Does language shape our way of thinking? This simple but at the same time complicated question made Benjamin Lee Whorf study and develop his hypothesis about language: the Whorf hypothesis. He tried to show how effectively language shapes our thought by studying American Indian linguistics and most of his conclusions are based on this.
This hypothesis is divided in two parts: Linguistic determinism (language acquisition shapes ones thought) and linguistic relativity (depending on the language you speak you think in a way or another). These language differences are completely unconscious and make us see the world differently from people that speak another language.
To try and prove his theory, Whorf showed some examples of when language influences thought. Lexically, he proposed differentiation (different languages have more or less words for a specific domain) and explained how Eskimos have lots of different words for snow that the English language does not have, or, how the Hopi have only one word for flying objects. These ideas have been criticised by others telling that these examples are an exaggeration.
Another example to prove his theory was using grammar. For example, the differences between nouns and verbs that the English language has, Hopi language does not have them. They treat words of short duration always as verbs (not verbs or nouns as English does). Whorf affirmed that grammatical distinctions influence heavily on the ways we see the world. He mentions how the English language differences into form and substance making us think of the objects form depending on the category we’ve put them in (something that other languages do not have, and so they visualize those objects in another way).
Other psychologists do not agree with Whorf’s theory as it did not fit with the behaviourist ideas of the time and were in contradiction with Chomsky’s view of the universal language.
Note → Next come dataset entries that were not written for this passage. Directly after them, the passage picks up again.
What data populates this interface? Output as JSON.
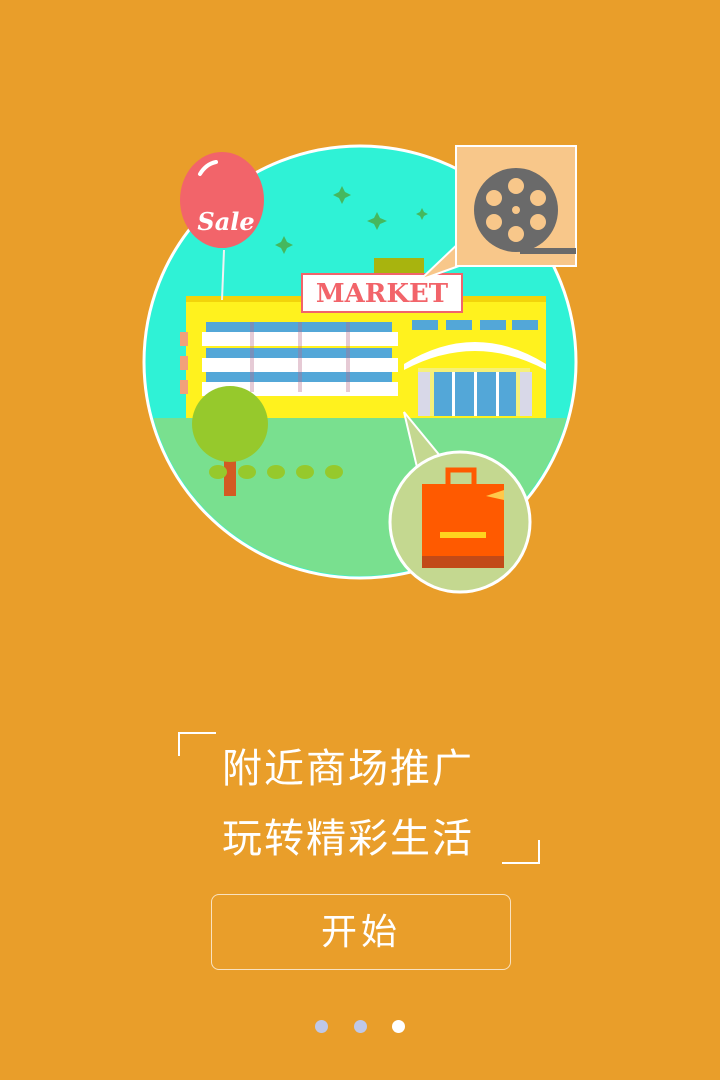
{
  "illustration": {
    "balloon_text": "Sale",
    "sign_text": "MARKET"
  },
  "slogan": {
    "line1": "附近商场推广",
    "line2": "玩转精彩生活"
  },
  "start_button": {
    "label": "开始"
  },
  "pagination": {
    "total": 3,
    "active_index": 2
  },
  "colors": {
    "background": "#E99E2A",
    "circle": "#2FF2D6",
    "building": "#FFF21E",
    "balloon": "#F2646A",
    "bag": "#FF5A00"
  }
}
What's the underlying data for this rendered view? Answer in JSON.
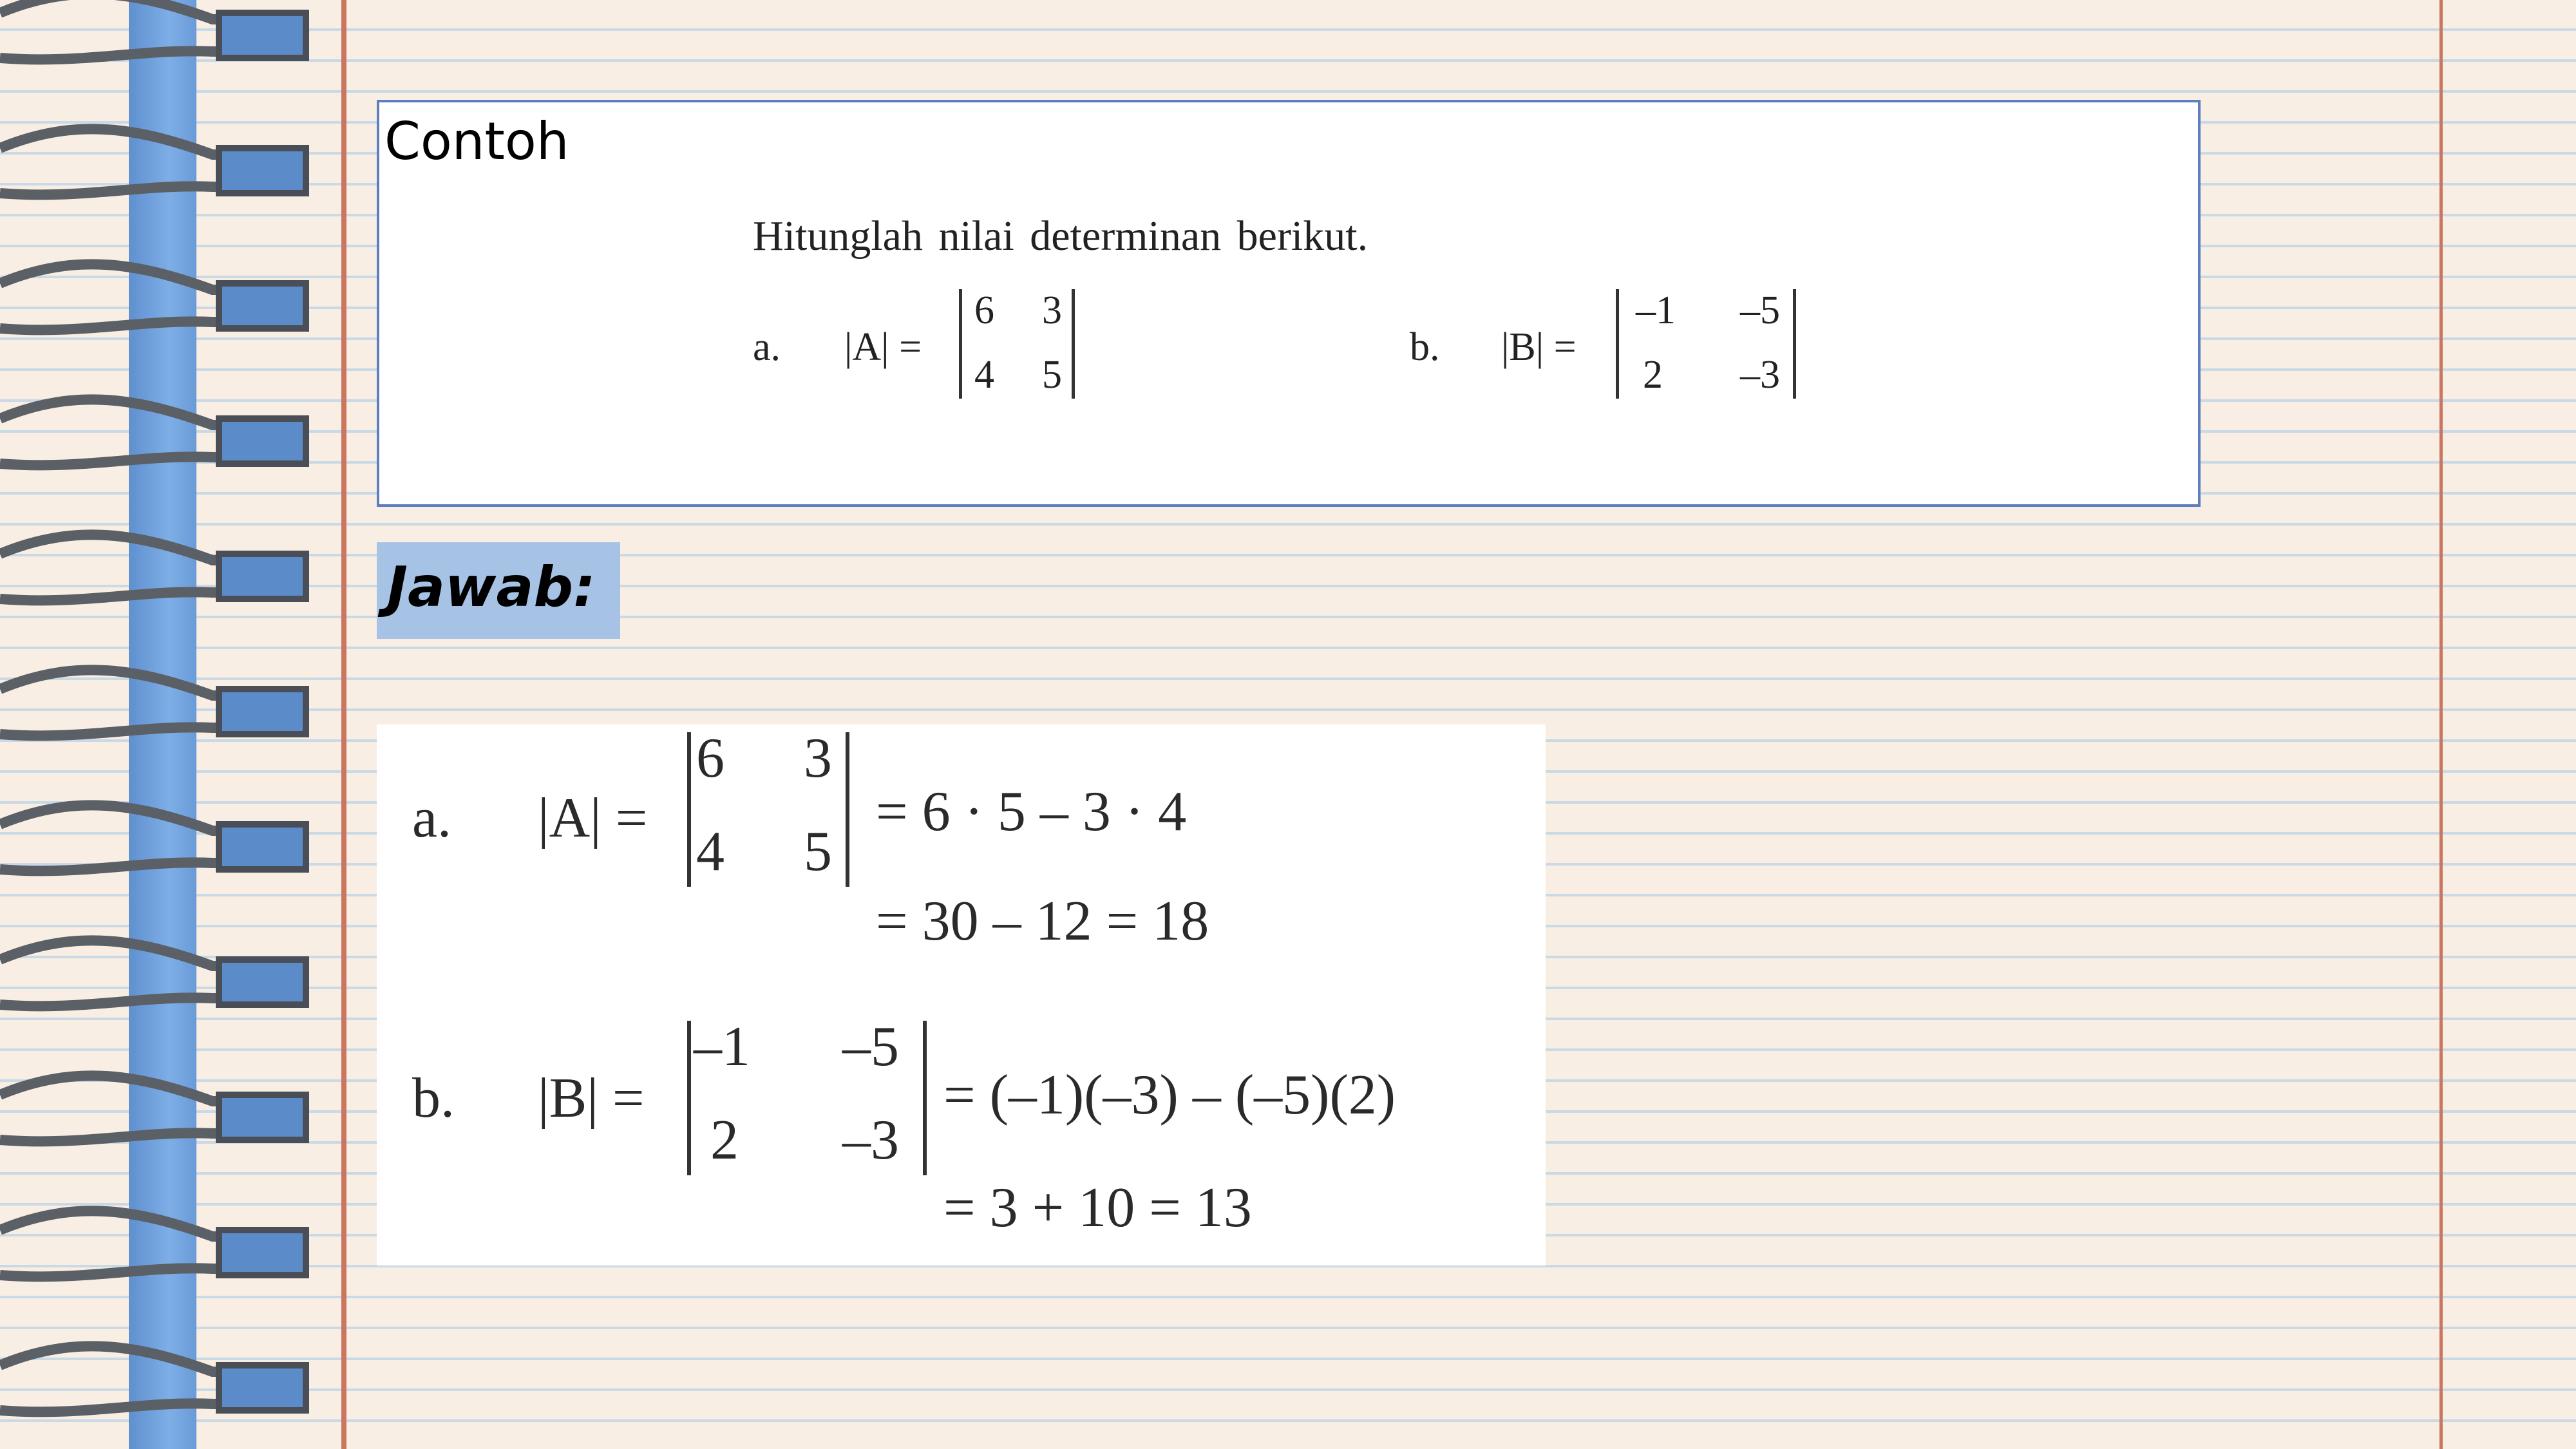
{
  "example": {
    "title": "Contoh",
    "question": "Hitunglah nilai determinan berikut.",
    "a": {
      "label": "a.",
      "lhs": "|A| =",
      "m11": "6",
      "m12": "3",
      "m21": "4",
      "m22": "5"
    },
    "b": {
      "label": "b.",
      "lhs": "|B| =",
      "m11": "–1",
      "m12": "–5",
      "m21": "2",
      "m22": "–3"
    }
  },
  "answer_label": "Jawab:",
  "answer": {
    "a": {
      "label": "a.",
      "lhs": "|A| =",
      "m11": "6",
      "m12": "3",
      "m21": "4",
      "m22": "5",
      "step1": "= 6 · 5 – 3 · 4",
      "step2": "= 30 – 12 = 18"
    },
    "b": {
      "label": "b.",
      "lhs": "|B| =",
      "m11": "–1",
      "m12": "–5",
      "m21": "2",
      "m22": "–3",
      "step1": "= (–1)(–3) – (–5)(2)",
      "step2": "= 3 + 10 = 13"
    }
  },
  "colors": {
    "binding": "#6a9bd8",
    "margin_line": "#c9775e",
    "jawab_bg": "#a6c3e6",
    "card_border": "#5d7fbf"
  }
}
Furthermore, Whorf provided many arguments but few evidence. In order to test his hypothesis they examined what differences in language means; what differences in thinking means and what is meant by languages determine thought. An experiment that proves the Whorf hypothesis wrong is the colour experiment. Dani culture learned colours in the same way as English speakers when tested. If the hypothesis was right they would not be able to learn colours in the same way (as they only difference between black and white).
Experiments in colour also proved the Whorf theory right when they saw how the words we use for colours (green, blue or blue-green) influence how we refer to them (if the name for blue does not exist when we see a blue object we name it in another way). Another experiment that proves the theory is examining numbers that show that the way numbers are represented influences mathematical thinking and so Chinese and American see maths in different ways. Furthermore, object terms also influence the way of thinking as dependent on the language the use of verbs or nouns is used more widely and that influences the way of expression of the different languages. Finally, the space distinctions between languages make us think of the world in different ways depending on the language we speak.